Ahli bid’ah berbeda-beda keadaannya :

1. Ahli bid’ah yang berperan sebagai da’i yang mengajak kepada kebid’ahannya. Maka ini memiliki dua keadaan :

Ahli Sunnah memiliki kekuatan dan kemampuan yang lebih dominan. Maka mereka harus bersikap keras dan tegas didalam membantah mereka serta memboikot mereka. Tidak ada penghormatan bagi ahli bid’ah

Adapun jika keadaan sebaliknya, yaitu ahli bid’ah yang memiliki kekuatan dan kekuasaan yang lebih dominan, maka cukup bagi mereka dengan membantah ahli bid’ah dan tidak memboikot.

Ya. . boleh bagi anda untuk memboikotnya secara defensif pada keadaan seperti ini, yaitu jangan kamu mengunjungi dia dan jangan kamu mengundang dia ke rumahmu, namun jika kamu berjumpa dengannya ditengah banyak orang, maka beri salam dia dan walaupun tidak ada orang lain tapi kamu takut dengan kekuatannya, maka boleh kamu salami dia kemudian pergi. Dan jika mengulurkan tangannya maka salami dia, dan jika kamu masuk kesebuah majlis, dan dia ada disitu, maka salami dia bersama orang yang lain.

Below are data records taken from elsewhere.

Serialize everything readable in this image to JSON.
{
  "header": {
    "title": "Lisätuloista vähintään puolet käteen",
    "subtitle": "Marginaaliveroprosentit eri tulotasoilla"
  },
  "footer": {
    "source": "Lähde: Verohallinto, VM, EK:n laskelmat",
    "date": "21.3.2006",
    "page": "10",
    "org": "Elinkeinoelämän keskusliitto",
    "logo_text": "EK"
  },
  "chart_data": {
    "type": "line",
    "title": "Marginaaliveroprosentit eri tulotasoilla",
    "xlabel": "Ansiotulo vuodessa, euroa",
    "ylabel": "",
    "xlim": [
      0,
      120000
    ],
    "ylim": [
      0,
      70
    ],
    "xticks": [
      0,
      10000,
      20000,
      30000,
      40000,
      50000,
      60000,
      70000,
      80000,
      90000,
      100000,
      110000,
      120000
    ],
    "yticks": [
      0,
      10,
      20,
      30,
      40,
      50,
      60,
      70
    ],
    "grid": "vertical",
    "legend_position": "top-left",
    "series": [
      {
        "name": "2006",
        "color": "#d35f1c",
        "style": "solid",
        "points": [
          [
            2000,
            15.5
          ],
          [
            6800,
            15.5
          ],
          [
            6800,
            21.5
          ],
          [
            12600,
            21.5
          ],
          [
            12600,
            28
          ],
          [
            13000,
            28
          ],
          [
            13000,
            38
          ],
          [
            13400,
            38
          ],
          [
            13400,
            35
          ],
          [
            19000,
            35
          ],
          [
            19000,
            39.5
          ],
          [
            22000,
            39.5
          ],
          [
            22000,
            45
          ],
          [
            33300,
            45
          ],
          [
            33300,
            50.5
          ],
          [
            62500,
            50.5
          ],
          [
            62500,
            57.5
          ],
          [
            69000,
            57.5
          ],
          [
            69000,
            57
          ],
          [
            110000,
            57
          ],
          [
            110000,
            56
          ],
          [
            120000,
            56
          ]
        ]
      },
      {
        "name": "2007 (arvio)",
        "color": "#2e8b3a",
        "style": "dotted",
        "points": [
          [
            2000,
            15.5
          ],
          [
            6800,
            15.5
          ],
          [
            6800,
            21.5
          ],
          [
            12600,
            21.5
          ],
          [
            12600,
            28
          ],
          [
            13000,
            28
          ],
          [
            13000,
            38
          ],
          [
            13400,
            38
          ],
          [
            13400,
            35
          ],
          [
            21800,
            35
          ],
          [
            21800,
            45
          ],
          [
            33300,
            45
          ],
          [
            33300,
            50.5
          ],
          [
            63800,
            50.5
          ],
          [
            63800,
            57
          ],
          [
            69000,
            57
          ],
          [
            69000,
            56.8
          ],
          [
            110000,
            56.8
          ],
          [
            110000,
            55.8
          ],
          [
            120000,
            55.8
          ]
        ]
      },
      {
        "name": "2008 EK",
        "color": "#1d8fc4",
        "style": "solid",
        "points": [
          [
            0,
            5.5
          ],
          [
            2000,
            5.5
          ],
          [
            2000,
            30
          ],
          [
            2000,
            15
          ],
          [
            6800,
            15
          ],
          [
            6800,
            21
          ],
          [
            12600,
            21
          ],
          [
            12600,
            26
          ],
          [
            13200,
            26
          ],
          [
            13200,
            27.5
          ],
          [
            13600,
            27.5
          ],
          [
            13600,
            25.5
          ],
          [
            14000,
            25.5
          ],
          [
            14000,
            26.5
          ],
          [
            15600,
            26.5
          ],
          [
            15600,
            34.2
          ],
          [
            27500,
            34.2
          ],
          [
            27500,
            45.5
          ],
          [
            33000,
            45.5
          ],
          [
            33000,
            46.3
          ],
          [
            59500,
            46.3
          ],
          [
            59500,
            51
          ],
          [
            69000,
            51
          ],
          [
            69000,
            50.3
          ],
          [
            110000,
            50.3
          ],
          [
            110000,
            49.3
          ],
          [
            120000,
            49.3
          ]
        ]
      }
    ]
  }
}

2. Ahli bid’ah yang bukan da’i dan dia hanya melakukan bid’ah pada dirinya sendiri.

Maka ini keadaannya lebih ringan.

Adapun jenis kedua dari ahli bid’ah, yaitu yang kebid’ahannya sampai pada tingkat kekufuran.

Seperti ; Wihdatul wujud (keyakinan bahwa Allah menyatu dengan makhluknya), Syi’ah rafidhah, Batiniyah.

Maka mereka ini diboikot secara total dan tidak ada penghormatan baginya, walaupun anda harus meninggalkan lingkungan anda, atau anda sholat dirumah, maka sudah cukup, harus memboikot mereka.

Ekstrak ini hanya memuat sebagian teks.